I was to be one of the many pre school teachers starting at a private school in Istanbul this August. As a trained early childhood, primary and secondary trained teacher with certification and at least one year’s experience in each of these areas I never doubted my abilities and came to Turkey with glowing references and a lot of ambition.
I gave up two other contract offers in different countries to come to Turkey. I had been to Turkey once before and loved it; so naturally once I made up my mind I began learning Turkish, saving money and gathering together all the paperwork--expensive.
I came to Turkey, began training and bonded with many of my co-workers. Needless to say I was surprised that a majority of the people I got to know, particularly at the primary-secondary level were not even trained teachers.
None of us had begun classroom teaching and most of our training days were spent in HR oriented matters.
A week into training I was pulled into a meeting with the general manager and asked: “What’s wrong with your foot?”

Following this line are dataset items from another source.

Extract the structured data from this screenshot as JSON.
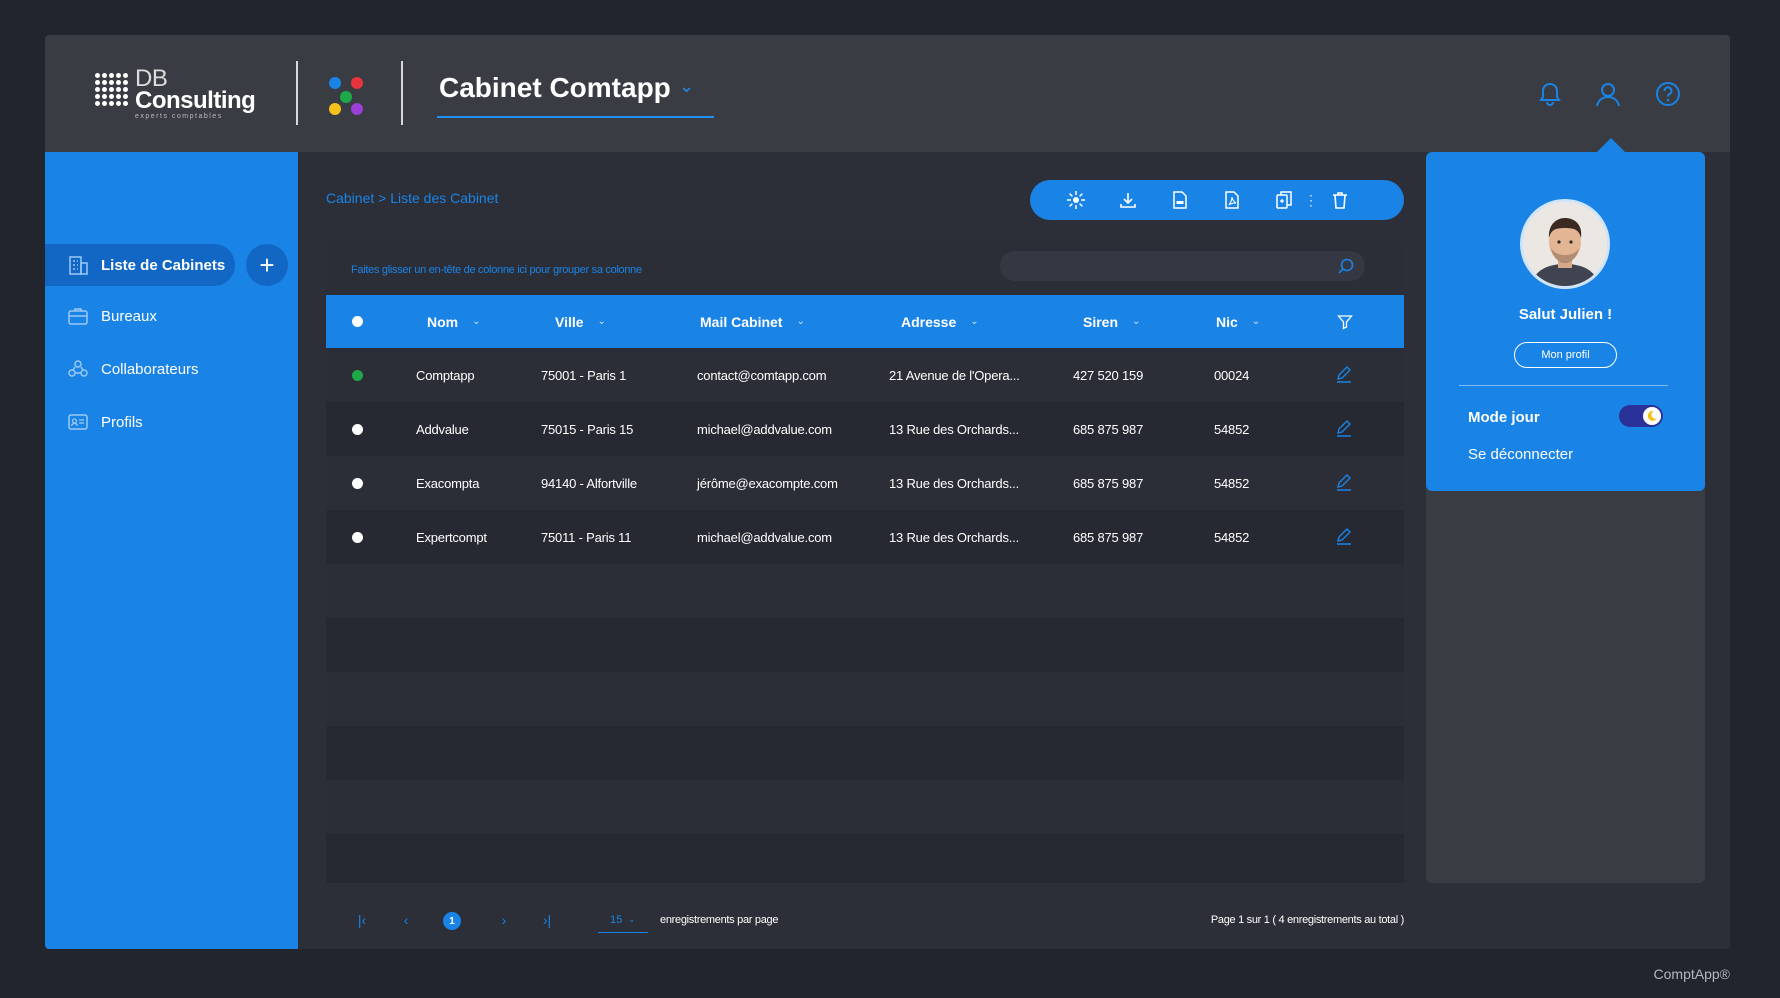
{
  "brand": {
    "logo_title": "DB",
    "logo_title2": "Consulting",
    "logo_subtitle": "experts comptables"
  },
  "header": {
    "cabinet_selected": "Cabinet Comtapp",
    "icons": [
      "bell-icon",
      "user-icon",
      "help-icon"
    ]
  },
  "sidebar": {
    "items": [
      {
        "label": "Liste de Cabinets",
        "icon": "building-icon",
        "active": true
      },
      {
        "label": "Bureaux",
        "icon": "briefcase-icon"
      },
      {
        "label": "Collaborateurs",
        "icon": "people-icon"
      },
      {
        "label": "Profils",
        "icon": "id-card-icon"
      }
    ],
    "add_label": "+"
  },
  "breadcrumb": "Cabinet > Liste des Cabinet",
  "toolbar": {
    "icons": [
      "sun-icon",
      "download-icon",
      "xls-file-icon",
      "pdf-file-icon",
      "copy-icon",
      "trash-icon"
    ]
  },
  "grid": {
    "group_hint": "Faites glisser un en-tête de colonne ici pour grouper sa colonne",
    "search_placeholder": "",
    "columns": [
      "Nom",
      "Ville",
      "Mail Cabinet",
      "Adresse",
      "Siren",
      "Nic"
    ],
    "rows": [
      {
        "status": "green",
        "nom": "Comptapp",
        "ville": "75001 - Paris 1",
        "mail": "contact@comtapp.com",
        "adresse": "21 Avenue de l'Opera...",
        "siren": "427 520 159",
        "nic": "00024"
      },
      {
        "status": "white",
        "nom": "Addvalue",
        "ville": "75015 - Paris 15",
        "mail": "michael@addvalue.com",
        "adresse": "13 Rue des Orchards...",
        "siren": "685 875 987",
        "nic": "54852"
      },
      {
        "status": "white",
        "nom": "Exacompta",
        "ville": "94140 - Alfortville",
        "mail": "jérôme@exacompte.com",
        "adresse": "13 Rue des Orchards...",
        "siren": "685 875 987",
        "nic": "54852"
      },
      {
        "status": "white",
        "nom": "Expertcompt",
        "ville": "75011 - Paris 11",
        "mail": "michael@addvalue.com",
        "adresse": "13 Rue des Orchards...",
        "siren": "685 875 987",
        "nic": "54852"
      }
    ]
  },
  "pager": {
    "current_page": "1",
    "per_page": "15",
    "per_page_label": "enregistrements par page",
    "info": "Page 1 sur 1 ( 4 enregistrements au total )"
  },
  "profile_menu": {
    "greeting": "Salut Julien !",
    "profile_button": "Mon profil",
    "mode_label": "Mode jour",
    "logout": "Se déconnecter"
  },
  "colors": {
    "accent": "#1a83e6",
    "status_active": "#1ea84a",
    "status_inactive": "#ffffff"
  },
  "footer": "ComptApp®"
}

I have tight ankle tendons and when I walk one foot does not always touch the ground. This is simply a result of premature birth. To most people who I have met this is not only a.) not recognizable (in case you are imaging some sort of club footed mutant!) it is b.) not an issue. My foot is not in pain, in a degenerative condition and needs no special accommodations---which I emphasized.
I’ve traveled extensively around the world, run at least four miles a week and been a fantastic teacher---which at times has meant running after kids of all ages, putting their personal safety first and some pretty demanding excursions I.e. a two hour long hike along the beach.

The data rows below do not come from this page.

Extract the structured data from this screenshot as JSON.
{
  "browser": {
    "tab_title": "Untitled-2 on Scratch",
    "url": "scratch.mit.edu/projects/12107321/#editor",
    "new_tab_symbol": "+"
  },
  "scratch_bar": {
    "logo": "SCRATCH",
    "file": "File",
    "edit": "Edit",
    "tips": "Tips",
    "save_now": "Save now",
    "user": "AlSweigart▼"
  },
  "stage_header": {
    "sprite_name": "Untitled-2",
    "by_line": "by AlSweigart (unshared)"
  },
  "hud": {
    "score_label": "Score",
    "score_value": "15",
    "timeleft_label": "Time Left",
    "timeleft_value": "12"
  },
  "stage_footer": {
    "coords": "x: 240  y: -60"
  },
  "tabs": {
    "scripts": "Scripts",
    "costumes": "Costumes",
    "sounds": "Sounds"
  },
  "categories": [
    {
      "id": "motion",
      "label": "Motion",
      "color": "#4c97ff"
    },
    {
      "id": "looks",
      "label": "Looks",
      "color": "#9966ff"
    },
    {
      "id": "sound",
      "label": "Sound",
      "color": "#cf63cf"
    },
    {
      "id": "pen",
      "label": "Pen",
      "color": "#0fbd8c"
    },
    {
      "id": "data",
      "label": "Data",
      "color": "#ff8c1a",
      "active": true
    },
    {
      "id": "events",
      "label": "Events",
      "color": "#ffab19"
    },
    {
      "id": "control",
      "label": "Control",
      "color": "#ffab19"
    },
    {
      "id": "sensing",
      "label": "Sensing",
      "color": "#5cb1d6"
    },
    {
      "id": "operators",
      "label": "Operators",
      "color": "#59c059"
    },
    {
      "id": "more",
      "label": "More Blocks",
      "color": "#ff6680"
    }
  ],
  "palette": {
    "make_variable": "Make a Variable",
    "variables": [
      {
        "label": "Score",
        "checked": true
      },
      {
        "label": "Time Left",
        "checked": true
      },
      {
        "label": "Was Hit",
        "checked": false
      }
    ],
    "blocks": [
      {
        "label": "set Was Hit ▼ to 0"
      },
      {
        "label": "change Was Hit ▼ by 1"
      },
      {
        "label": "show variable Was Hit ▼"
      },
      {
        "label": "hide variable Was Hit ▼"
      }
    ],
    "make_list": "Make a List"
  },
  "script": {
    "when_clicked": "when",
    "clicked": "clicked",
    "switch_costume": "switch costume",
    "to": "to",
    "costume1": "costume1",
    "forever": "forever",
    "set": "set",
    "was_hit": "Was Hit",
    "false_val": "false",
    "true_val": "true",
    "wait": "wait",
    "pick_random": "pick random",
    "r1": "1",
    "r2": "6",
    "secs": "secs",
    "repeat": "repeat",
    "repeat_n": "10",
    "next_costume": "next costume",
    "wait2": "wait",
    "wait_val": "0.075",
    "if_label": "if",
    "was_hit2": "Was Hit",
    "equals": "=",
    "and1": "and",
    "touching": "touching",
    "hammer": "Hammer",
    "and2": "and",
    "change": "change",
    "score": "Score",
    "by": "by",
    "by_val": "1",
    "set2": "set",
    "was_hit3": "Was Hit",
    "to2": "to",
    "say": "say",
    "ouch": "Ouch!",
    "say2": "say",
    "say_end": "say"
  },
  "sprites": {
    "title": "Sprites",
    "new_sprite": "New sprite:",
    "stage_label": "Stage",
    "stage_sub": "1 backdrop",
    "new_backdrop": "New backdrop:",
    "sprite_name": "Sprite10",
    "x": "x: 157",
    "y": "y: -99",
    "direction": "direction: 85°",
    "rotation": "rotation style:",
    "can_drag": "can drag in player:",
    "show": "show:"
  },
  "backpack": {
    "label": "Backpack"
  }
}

I was told at that meeting that my issue would be taken to ‘the board’ but until then I could not officially be assigned a class. I was shocked.
I made it clear that I had sacrificed a lot to take their contract and every effort should be made to find me a class somewhere----and since the entire system runs preK- year 12 with around 5 schools and 2000 students and I have the experience/certification this was not the most irrational request.
Fast forward two days later: apparently they could find no vacancies. I asked immediately who ‘the board’ was and was not granted an answer. I was offered one month salary and all my flight. I called this out for exactly what it is: unfounded discrimination and prejudice.
Their response: ‘You can’t do the job because of your foot’ and ‘…children’s safety concerns because of your foot.’ Now as I stated earlier: HR had not seen anyone teach, I am a trained classroom teacher who has always put children first and often had primary duty of care. I know what I can do and this job I could have done.
I tried to compromise with the manager and suggested that if she actually had doubts to let me teach on a probation period. I offered to wait another couple of weeks so that perhaps a position at an older age level could be found. They would not budge.
It was horrible how quickly all my experience and qualifications were discounted. The manager who was not the least bit sympathetic kept insisting that I ‘should have told them.’ I was told that had they known I would not have been hired!
…. Told them what? About something that goes unrecognized by everyone and had never, ever impacted my work before?
I do believe they rescinded my contract not because of my foot but rather because of what they were afraid observant parents would think. Even early on in training it was made clear to us that these parents could be quite elitist and sheltered. I am sure had I even met one parent this would not have been an issue. I am dedicated to my work, of good character and for the elitist: young, attractive and ‘European looking’ (I am actually biracial.)
I was allowed to stay in an apartment until I could decide what I wanted to do. Friends and colleagues suggested I take my case to court. I wish I could have but did not want to go through a legal process that was likely to be slow, difficult as I am not a fluent Turkish speaker and expensive. I also was weary at this point of any other ‘school’ in Istanbul. I took the money and went home.
I cannot explain just how deeply emotional and painful this situation has been. I have cried (I am a lady) almost everyday since this happened. I truly love being a teacher and definitely wanted to make a life for myself in Istanbul. I was so ambitious and grateful to have this job that I even bought gifts for my classroom teacher and students that I would never get to meet.